The Lomography tribe: how digital natives fell in love with analogue photography and cheap cameras’ imperfect shots
Lomography takes its name from the Lomo, a cheap, Soviet-produced camera whose imperfect shots offer an unfiltered view of life. Founders of the movement 25 years ago reflect on how it took off among curious digital natives

Analogue photography is not dead, say the co-founders of Lomography, which morphed from a simple non-profit society centred around sharing non-traditional photography into an international brand selling film, analogue cameras and accessories in an almost completely digital age.
Lomography’s history can be traced back to 1991. That year a group of students from Vienna, Austria, including Sally Bibawy and Matthias Fiegl, found a small, cheap, communist-era camera built in the USSR for sale in a camera shop in Prague. The camera, the Lomo LC-A, was relatively unknown at the time, but its Soviet production meant it was cheap, and the group bought a few to bring back with them.

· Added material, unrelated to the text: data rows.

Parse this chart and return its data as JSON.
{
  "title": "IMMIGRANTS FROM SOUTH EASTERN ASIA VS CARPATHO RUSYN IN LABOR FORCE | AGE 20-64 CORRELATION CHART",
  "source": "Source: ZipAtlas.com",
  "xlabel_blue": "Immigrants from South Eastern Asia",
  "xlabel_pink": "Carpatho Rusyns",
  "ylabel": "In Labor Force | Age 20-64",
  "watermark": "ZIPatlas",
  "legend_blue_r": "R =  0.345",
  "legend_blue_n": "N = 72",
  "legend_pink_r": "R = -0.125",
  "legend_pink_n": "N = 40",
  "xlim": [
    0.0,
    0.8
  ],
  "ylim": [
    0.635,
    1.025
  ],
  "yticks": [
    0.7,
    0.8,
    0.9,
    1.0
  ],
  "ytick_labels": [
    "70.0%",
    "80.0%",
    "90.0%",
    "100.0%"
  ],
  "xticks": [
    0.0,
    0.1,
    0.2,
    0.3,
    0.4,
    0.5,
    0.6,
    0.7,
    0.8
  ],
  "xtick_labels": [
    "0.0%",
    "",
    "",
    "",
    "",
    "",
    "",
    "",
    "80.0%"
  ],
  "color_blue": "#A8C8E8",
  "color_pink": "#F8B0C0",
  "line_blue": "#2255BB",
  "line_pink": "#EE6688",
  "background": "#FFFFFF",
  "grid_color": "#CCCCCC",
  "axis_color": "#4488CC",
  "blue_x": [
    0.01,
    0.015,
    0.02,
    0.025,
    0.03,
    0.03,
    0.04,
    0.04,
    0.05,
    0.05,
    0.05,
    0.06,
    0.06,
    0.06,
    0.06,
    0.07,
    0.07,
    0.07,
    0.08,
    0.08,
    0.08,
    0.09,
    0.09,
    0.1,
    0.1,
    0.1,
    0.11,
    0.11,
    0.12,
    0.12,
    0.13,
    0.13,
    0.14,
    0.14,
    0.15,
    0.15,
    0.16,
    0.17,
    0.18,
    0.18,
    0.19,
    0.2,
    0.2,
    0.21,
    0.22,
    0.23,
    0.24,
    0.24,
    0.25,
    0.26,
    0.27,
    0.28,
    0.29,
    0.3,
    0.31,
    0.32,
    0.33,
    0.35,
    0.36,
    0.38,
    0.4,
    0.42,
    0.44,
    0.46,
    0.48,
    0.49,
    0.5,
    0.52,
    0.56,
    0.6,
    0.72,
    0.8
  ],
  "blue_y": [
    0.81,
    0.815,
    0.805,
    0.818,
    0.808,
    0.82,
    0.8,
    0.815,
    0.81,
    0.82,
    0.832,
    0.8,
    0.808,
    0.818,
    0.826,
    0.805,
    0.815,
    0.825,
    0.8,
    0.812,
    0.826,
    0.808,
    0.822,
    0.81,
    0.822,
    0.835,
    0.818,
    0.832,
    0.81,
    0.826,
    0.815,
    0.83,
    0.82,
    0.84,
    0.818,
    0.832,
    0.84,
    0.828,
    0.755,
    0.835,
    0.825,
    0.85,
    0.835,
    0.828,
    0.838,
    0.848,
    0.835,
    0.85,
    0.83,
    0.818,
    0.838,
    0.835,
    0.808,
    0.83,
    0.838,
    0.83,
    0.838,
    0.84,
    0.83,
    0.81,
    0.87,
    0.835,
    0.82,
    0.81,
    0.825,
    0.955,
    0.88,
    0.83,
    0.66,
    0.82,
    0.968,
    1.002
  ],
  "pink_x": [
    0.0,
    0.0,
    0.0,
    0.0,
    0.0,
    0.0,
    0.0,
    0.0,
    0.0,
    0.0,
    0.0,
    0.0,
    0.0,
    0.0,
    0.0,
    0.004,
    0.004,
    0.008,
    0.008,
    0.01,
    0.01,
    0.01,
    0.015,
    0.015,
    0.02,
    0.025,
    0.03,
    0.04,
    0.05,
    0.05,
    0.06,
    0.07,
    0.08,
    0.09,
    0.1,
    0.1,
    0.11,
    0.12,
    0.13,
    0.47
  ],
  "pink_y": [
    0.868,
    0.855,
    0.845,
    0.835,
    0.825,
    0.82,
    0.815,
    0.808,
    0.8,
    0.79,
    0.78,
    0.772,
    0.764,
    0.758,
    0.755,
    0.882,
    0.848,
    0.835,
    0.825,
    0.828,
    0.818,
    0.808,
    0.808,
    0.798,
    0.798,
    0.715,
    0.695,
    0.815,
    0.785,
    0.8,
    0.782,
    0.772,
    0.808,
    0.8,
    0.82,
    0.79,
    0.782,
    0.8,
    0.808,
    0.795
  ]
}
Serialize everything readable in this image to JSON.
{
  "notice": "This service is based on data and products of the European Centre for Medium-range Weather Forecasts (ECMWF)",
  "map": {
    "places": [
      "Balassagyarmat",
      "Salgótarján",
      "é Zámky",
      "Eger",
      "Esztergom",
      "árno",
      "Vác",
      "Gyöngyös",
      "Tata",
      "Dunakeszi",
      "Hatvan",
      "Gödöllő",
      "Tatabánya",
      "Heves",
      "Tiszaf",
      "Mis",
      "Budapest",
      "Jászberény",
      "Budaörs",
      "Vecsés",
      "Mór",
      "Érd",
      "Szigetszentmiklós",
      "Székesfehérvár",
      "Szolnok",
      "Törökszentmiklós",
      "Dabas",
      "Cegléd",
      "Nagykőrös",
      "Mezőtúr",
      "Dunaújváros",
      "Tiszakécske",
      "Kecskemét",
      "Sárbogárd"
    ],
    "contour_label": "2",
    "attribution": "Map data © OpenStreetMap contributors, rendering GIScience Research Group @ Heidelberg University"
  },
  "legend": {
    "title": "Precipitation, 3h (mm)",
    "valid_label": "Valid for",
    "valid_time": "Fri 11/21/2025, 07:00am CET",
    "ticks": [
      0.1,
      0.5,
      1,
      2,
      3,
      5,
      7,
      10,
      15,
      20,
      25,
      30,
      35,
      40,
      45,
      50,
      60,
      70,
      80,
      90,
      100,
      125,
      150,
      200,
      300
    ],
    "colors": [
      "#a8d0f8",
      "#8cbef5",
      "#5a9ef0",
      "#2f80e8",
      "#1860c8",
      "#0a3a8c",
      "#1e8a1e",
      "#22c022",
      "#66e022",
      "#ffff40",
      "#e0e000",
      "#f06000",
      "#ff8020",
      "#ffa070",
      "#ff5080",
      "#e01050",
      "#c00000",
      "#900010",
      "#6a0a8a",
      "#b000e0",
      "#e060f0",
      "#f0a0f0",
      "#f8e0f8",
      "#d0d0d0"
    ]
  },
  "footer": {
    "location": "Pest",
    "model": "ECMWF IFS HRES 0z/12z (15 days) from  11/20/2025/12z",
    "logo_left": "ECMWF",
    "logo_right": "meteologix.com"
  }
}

Most of the photos produced by the camera would traditionally be considered failures. Light would leak into the sides of the camera, causing certain areas of the film to become overexposed, known as “light leaks”. Sometimes the photos would come out in strange, unnatural hues once developed.
Their discovery of this camera could not have happened at better time, Bibawy and Fiegl say. Film was cheap to develop, and almost anyone could afford a camera. But with photography comes traditional rules, such as getting the framing right, capturing careful and precise shots, and tossing photos that suffered from light leaks or other development glitches.
Bibawy and Fiegl wanted to throw those rules out. They created the Lomographic Society, named after the quirky camera they stumbled upon. The society held exhibitions that showed off their new approach, which featured walls full of Lomographic shots, without photographer credits – which Fiegl describes as “democratic”.